In the short term, developers are likely to re-evaluate their sales strategies and buyers may hold off on making purchases, but bargain hunters may be out of luck.
“As part of their sales strategies, we expect developers to offer more substantial stamp duty rebates but they may offset these higher costs by increasing list prices by 10-15 percent,” Henry Mok, regional director of Capital Markets at JLL, said. “The new measure will also likely dampen investment demand for secondary homes, though the holding power of most homeowners should remain strong. All-in-all, we should see property prices holding up better than expected.”
The veteran broker predicts that the continuing buying power of local homeowners, combined with increasing demand from the mainland, should mean that any dip in prices will be short lived.

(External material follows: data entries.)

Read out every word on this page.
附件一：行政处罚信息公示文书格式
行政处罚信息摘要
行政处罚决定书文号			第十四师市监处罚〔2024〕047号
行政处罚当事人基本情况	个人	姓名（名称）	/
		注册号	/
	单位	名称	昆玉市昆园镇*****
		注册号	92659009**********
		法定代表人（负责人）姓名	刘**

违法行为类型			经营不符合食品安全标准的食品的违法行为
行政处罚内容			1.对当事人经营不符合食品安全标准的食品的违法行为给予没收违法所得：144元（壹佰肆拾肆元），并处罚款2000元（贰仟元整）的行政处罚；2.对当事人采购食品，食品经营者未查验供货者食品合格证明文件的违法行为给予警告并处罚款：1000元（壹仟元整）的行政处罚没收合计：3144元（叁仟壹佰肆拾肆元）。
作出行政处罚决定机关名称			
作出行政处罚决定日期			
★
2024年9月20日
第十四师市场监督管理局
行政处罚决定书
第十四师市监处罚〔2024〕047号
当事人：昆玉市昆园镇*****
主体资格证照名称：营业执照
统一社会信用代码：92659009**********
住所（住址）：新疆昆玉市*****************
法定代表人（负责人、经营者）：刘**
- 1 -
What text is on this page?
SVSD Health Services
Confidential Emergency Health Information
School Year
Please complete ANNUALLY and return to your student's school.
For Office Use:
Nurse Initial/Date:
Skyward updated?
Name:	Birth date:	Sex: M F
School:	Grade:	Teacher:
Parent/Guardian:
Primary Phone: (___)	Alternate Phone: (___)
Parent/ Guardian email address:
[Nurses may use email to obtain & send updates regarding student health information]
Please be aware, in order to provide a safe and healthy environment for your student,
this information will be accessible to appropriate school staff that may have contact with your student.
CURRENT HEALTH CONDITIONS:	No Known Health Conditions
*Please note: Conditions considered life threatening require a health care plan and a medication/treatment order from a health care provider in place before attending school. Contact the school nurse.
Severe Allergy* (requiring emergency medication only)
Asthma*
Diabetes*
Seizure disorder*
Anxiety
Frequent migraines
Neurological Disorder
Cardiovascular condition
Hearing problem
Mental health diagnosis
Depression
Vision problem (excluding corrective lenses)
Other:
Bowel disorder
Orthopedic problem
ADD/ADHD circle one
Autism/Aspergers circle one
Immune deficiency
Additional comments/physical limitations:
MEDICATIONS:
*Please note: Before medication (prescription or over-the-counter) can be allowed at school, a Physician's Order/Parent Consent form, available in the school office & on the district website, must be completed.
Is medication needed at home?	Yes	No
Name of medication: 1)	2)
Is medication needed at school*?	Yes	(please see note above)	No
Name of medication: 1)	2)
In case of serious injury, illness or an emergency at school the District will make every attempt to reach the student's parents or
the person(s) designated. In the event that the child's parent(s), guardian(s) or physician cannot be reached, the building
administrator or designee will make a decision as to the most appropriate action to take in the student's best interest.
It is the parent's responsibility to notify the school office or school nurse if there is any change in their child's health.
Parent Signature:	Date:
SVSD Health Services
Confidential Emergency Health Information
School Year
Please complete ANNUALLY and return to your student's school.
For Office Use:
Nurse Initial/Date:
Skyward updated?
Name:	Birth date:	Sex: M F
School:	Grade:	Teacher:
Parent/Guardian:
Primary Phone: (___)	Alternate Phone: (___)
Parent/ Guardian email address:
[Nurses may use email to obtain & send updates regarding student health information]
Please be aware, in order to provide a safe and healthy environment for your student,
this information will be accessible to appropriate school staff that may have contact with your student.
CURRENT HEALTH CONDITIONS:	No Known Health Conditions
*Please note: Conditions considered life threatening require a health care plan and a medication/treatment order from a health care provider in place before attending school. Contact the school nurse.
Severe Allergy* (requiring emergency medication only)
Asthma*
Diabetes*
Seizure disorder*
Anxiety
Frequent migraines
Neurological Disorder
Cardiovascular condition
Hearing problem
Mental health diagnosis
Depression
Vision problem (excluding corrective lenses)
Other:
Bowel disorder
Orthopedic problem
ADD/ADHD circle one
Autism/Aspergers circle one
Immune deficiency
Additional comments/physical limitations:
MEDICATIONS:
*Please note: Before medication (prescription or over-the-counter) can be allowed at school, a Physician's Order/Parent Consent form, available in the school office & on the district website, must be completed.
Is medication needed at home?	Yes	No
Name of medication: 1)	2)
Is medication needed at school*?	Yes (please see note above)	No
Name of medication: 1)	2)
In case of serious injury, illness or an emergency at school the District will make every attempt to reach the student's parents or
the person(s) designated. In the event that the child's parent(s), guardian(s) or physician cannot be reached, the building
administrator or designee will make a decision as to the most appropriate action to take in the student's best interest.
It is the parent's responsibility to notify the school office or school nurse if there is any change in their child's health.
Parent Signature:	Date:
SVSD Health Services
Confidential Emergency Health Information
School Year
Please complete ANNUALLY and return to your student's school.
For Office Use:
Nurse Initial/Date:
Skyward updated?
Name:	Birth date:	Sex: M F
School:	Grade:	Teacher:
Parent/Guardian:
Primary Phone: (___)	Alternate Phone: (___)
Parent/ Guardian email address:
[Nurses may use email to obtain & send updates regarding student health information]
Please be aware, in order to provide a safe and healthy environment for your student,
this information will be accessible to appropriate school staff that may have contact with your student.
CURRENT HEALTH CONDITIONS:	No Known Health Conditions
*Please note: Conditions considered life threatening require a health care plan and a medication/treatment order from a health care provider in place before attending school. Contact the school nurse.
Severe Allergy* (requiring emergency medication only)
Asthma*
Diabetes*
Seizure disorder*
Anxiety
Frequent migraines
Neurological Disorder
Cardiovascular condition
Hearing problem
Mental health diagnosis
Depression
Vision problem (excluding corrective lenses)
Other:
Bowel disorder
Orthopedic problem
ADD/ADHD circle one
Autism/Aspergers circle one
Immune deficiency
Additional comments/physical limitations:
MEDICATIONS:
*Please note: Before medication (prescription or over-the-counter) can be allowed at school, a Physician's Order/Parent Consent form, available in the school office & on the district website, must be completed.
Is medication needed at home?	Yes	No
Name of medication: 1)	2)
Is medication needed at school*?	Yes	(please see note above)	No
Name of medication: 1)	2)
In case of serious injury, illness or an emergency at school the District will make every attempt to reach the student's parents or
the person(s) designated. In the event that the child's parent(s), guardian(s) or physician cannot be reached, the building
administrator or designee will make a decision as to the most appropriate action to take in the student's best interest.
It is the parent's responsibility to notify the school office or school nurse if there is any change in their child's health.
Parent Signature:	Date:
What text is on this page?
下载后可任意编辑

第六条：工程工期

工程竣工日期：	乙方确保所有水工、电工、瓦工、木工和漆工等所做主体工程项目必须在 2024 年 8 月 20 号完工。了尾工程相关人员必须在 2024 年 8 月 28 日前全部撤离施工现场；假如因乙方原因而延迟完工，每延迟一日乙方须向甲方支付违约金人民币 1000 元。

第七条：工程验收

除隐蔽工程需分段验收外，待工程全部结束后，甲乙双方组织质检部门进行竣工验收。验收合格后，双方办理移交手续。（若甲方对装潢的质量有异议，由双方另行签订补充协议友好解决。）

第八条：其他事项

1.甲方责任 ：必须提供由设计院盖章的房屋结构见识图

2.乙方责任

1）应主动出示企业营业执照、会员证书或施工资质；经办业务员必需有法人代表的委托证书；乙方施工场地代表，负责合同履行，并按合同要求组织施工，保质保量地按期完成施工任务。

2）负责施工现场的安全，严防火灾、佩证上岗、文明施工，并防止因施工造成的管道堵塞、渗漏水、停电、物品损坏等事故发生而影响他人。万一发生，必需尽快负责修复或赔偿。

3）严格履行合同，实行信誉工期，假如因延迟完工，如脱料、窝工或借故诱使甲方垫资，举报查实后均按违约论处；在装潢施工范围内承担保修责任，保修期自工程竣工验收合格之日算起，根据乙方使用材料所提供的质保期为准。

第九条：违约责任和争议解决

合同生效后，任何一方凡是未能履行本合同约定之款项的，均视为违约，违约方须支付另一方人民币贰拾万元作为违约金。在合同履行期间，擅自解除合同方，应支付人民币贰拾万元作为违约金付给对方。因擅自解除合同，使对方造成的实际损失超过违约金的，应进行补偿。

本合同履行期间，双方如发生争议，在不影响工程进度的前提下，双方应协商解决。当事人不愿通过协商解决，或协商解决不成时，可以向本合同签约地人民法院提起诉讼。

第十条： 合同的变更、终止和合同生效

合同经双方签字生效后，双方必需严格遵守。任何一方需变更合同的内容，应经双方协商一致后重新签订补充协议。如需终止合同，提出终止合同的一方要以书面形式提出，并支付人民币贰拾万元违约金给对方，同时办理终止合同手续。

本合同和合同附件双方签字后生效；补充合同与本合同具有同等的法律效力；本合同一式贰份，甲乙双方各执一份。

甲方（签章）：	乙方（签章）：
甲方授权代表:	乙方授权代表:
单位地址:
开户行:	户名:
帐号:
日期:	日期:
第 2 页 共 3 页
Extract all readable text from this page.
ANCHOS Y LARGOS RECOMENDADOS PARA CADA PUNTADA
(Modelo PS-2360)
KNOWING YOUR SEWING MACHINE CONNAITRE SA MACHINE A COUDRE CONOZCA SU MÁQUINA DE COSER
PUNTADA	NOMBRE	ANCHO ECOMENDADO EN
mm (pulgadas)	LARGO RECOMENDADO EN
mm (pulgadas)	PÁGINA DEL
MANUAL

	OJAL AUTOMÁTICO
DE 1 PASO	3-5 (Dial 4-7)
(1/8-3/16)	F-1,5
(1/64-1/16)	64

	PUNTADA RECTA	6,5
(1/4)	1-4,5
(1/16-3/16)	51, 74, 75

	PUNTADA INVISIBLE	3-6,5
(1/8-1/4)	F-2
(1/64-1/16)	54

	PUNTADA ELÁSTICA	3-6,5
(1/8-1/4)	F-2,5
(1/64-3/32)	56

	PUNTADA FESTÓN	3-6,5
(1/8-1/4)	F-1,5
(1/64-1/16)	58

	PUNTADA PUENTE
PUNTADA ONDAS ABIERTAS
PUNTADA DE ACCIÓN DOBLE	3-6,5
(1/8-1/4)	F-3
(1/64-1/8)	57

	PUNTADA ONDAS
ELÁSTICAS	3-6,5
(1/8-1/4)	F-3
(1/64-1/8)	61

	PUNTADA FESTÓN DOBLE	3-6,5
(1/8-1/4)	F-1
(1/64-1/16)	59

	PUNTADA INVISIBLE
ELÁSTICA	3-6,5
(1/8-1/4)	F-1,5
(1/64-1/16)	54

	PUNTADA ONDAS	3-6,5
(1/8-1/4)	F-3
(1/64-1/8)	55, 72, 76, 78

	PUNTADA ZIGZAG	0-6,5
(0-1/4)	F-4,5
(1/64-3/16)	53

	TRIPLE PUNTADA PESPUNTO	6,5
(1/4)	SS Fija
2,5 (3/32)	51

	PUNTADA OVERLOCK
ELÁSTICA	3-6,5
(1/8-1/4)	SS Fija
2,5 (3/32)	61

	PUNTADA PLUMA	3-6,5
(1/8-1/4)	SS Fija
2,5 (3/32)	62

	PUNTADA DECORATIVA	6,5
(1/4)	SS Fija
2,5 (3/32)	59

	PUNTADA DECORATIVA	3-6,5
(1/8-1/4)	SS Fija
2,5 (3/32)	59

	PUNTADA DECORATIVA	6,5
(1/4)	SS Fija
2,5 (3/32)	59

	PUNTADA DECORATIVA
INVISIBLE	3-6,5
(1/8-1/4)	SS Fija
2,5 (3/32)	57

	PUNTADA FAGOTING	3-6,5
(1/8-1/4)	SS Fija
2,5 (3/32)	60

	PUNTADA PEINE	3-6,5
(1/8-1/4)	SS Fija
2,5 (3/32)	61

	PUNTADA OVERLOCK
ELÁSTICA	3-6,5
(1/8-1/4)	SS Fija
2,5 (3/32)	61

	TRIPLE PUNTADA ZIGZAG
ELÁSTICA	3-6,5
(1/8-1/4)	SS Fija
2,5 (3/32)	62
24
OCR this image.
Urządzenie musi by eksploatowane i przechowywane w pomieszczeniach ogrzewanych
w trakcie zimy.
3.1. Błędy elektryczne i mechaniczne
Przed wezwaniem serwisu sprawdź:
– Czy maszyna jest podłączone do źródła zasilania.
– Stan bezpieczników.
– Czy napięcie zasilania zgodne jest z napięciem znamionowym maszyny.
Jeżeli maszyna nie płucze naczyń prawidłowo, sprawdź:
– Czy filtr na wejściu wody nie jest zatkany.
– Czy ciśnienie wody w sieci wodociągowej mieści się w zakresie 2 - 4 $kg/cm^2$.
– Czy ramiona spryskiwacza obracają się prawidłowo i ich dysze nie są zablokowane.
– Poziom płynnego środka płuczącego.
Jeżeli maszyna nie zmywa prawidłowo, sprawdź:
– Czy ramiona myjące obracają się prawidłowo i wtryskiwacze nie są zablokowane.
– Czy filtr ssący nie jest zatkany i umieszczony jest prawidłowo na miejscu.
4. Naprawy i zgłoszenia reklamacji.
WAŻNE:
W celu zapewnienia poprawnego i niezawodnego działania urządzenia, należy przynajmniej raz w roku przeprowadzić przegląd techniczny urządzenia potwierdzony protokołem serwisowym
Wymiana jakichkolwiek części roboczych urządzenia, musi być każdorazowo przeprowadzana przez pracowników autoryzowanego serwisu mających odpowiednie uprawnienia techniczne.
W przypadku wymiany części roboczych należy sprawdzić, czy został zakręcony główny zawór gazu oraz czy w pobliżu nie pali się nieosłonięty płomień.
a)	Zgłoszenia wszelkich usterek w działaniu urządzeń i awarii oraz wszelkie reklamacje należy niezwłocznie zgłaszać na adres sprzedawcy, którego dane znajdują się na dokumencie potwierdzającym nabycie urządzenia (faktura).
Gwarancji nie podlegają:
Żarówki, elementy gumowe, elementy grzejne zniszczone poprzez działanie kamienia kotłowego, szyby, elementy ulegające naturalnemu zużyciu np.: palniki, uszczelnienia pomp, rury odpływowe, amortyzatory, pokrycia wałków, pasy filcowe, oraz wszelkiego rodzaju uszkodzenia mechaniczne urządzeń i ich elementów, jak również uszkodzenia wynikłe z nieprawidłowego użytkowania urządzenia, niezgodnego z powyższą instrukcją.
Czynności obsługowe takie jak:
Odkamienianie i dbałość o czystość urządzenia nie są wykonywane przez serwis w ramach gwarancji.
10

Additionally, some homebuilders are already looking for ways to attract buyers despite the 15 percent across the board stamp duty increase. Several developers, including Sun Hung Kai Properties Henderson Land Development and New World Development, suspended or canceled sales at select residential projects in the wake of the government’s stamp duty hike announcement.
Loopholes, Mainland Interest Derail Cooling Measures
While some experts predicted home prices to drop by as much as 5-8 percent in the short term, loopholes and an uptick in mainland buyers means the new curbing measures aren’t likely to have the impact the government was hoping for.
The 15 percent stamp duty does not include first-time buyers, which has seen some families assigning a non-homeowner representative to purchase a residential unit, or sometimes multiple units, in a bid to avoid paying the additional fees, a recent JLL report noted.
Skyrocketing home prices in Shenzhen, Shanghai and other places in China has seen more than 20 cities across the mainland roll out tightening measures of their own in an attempt to drive down prices. This has caused Chinese homebuyers to seek out residential properties overseas and they have set their sights on Hong Kong. Mainlanders purchased an estimated 30 percent of Hong Kong’s new luxury homes during the first two weeks of October.
New HK Stamp Duty Got Off To An Inauspicious Start
Hong Kong’s government was left red in the face when three days after the new stamp duty was implemented, the most expensive apartment in Asia was sold. A pair of units at phase two of Wheelock and Company’s Mount Nicholson sold for HK$104,803 ($13,514) per square foot bringing in a total of HK$912 million ($117 million).
At the time of the sale, Wheelock Properties Chairman Stewart Leung Chi-kin said the purchaser was a first-time homebuyer and would not be obligated to pay the stamp duty. It was speculated that the buyer was a child from a super-rich family who did not own any apartments.
It was later revealed that billionaire Edwin Leong Siu-hung purchased the record setting apartments. In an interesting twist, the chairman and founder of property developer Tai Hung Fai Enterprise reportedly told Oriental Daily that he did not have any properties under his name prior to buying the luxury apartment which would make him exempt from having to pay the 15 percent stamp duty.